Wiceszefowa SLD Katarzyna Piekarska tłumaczyła na poniedziałkowej konferencji prasowej, że formuła, w której w 1950 roku powołano Fundusz - jako rekompensatę za upaństwowiony w czasach PRL majątek Kościoła - wyczerpała się. - Nie ma dzisiaj najmniejszej podstawy ku temu, by on dalej funkcjonował - zaznaczyła Piekarska.
Poseł Sojuszu Sławomir Kopyciński podkreślił, że Fundusz Kościelny spełnił już swoją rolę, ponieważ z jego środków remontowano m.in. kościoły, kaplice, obiekty sakralne. - Ale na dziś wygląda to tak, że 95 proc. tego funduszu jest przeznaczana wprost na opłaty emerytalne, ZUS-owskie dla kapłanów - powiedział Kopyciński.
W projekcie zapisano też, że - w razie likwidacji Funduszu - w przyszłorocznej ustawie budżetowej miałaby zostać uwzględniona dotacja dla Funduszu Ubezpieczeń Społecznych na pokrycie składek na ubezpieczenie emerytalne, rentowe i zdrowotne duchownych za obecny rok w części, która nie zostałaby sfinansowana przez Fundusz Kościelny czy przez składki opłacane przez duchownych, instytucje diecezjalne i zakonne.
Kopyciński przekonywał również, że projektu nie należy traktować, jako "ataku SLD na Kościół". - Wprost przeciwnie - liczymy na pełne wsparcie dla projektu tej ustawy ze Strony Episkopatu Polski, ponieważ wydaje się rzeczą nieprawdopodobną, aby Kościół i kościelne osoby prawne chciały w dalszym ciągu żerować na publicznej daninie, a taką daniną jest właśnie istnienie Funduszu Kościelnego - mówił polityk SLD.

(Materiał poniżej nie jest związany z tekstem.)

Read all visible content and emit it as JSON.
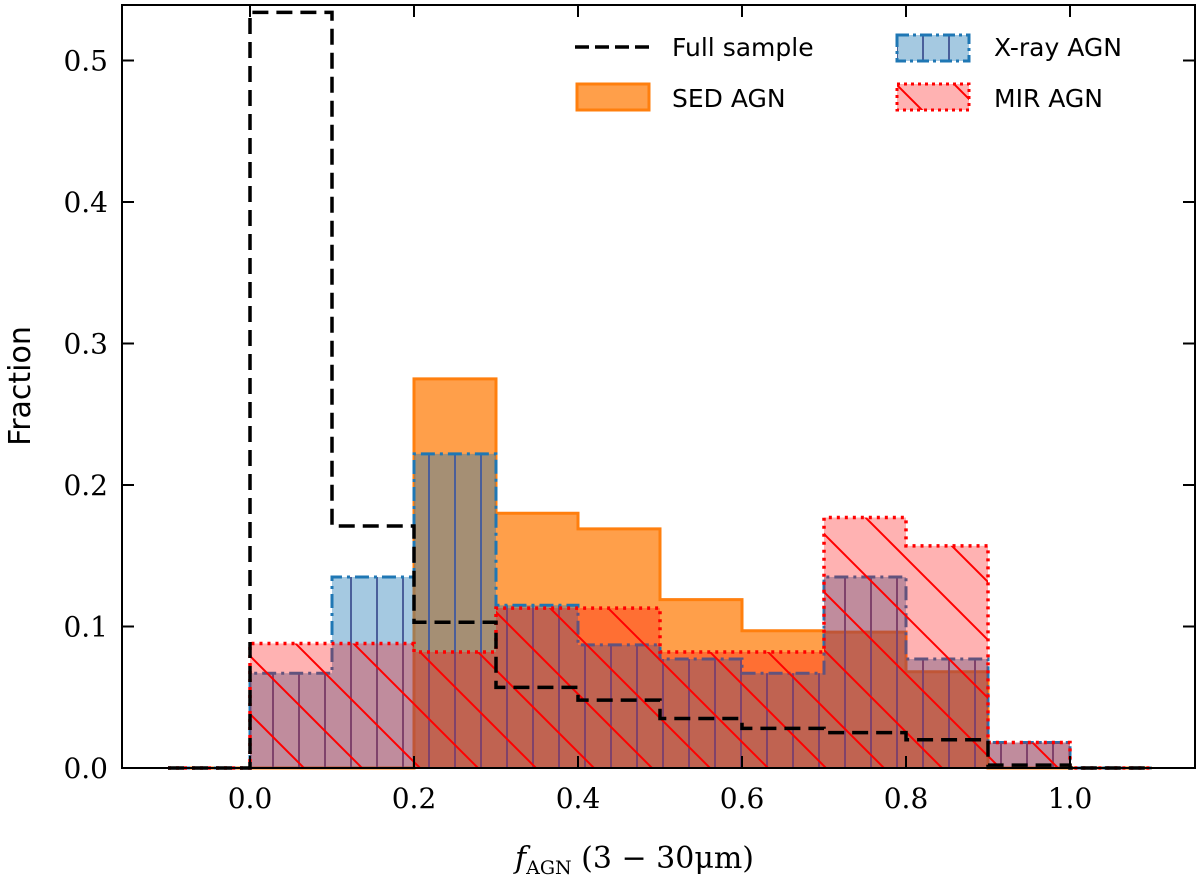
{
  "chart_data": {
    "type": "histogram-step",
    "xlabel": "f_AGN (3 − 30μm)",
    "xlabel_main": "f",
    "xlabel_sub": "AGN",
    "xlabel_rest": " (3 − 30μm)",
    "ylabel": "Fraction",
    "xlim": [
      -0.2,
      1.15
    ],
    "ylim": [
      0,
      0.54
    ],
    "bin_edges": [
      -0.1,
      0.0,
      0.1,
      0.2,
      0.3,
      0.4,
      0.5,
      0.6,
      0.7,
      0.8,
      0.9,
      1.0,
      1.1
    ],
    "x_ticks": [
      "0.0",
      "0.2",
      "0.4",
      "0.6",
      "0.8",
      "1.0"
    ],
    "y_ticks": [
      "0.0",
      "0.1",
      "0.2",
      "0.3",
      "0.4",
      "0.5"
    ],
    "legend_position": "top-right",
    "grid": false,
    "series": [
      {
        "name": "SED AGN",
        "style": "filled",
        "color": "#ff7f0e",
        "values": [
          0,
          0,
          0,
          0.275,
          0.18,
          0.169,
          0.119,
          0.097,
          0.096,
          0.068,
          0,
          0
        ]
      },
      {
        "name": "X-ray AGN",
        "style": "filled-hatch-vertical-dashdot",
        "color": "#1f77b4",
        "values": [
          0,
          0.067,
          0.135,
          0.222,
          0.115,
          0.087,
          0.077,
          0.067,
          0.135,
          0.077,
          0.018,
          0
        ]
      },
      {
        "name": "MIR AGN",
        "style": "filled-hatch-diagonal-dotted",
        "color": "#ff0000",
        "values": [
          0,
          0.088,
          0.088,
          0.082,
          0.113,
          0.113,
          0.082,
          0.082,
          0.177,
          0.157,
          0.018,
          0
        ]
      },
      {
        "name": "Full sample",
        "style": "dashed-step",
        "color": "#000000",
        "values": [
          0,
          0.534,
          0.171,
          0.103,
          0.057,
          0.048,
          0.035,
          0.028,
          0.025,
          0.02,
          0.002,
          0
        ]
      }
    ]
  }
}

Poseł SLD powiedział też, że Fundusz Kościelny, to co roku wydatek budżetowy w wysokości około 100 milionów złotych. Rzecznik Sojuszu Tomasz Kalita uważa, że pieniądze te starczyłyby na pokrycie kosztów związanych z refundacją zapłodnienia in vitro.
Fundusz Kościelny został powołany na mocy ustawy z 20 marca 1950 roku o przejęciu przez państwo tzw. dóbr martwej ręki (chodzi m.in. o dobra przekazywane Kościołowi w testamentach), poręczeniu proboszczom posiadania gospodarstw rolnych i utworzeniu Funduszu Kościelnego.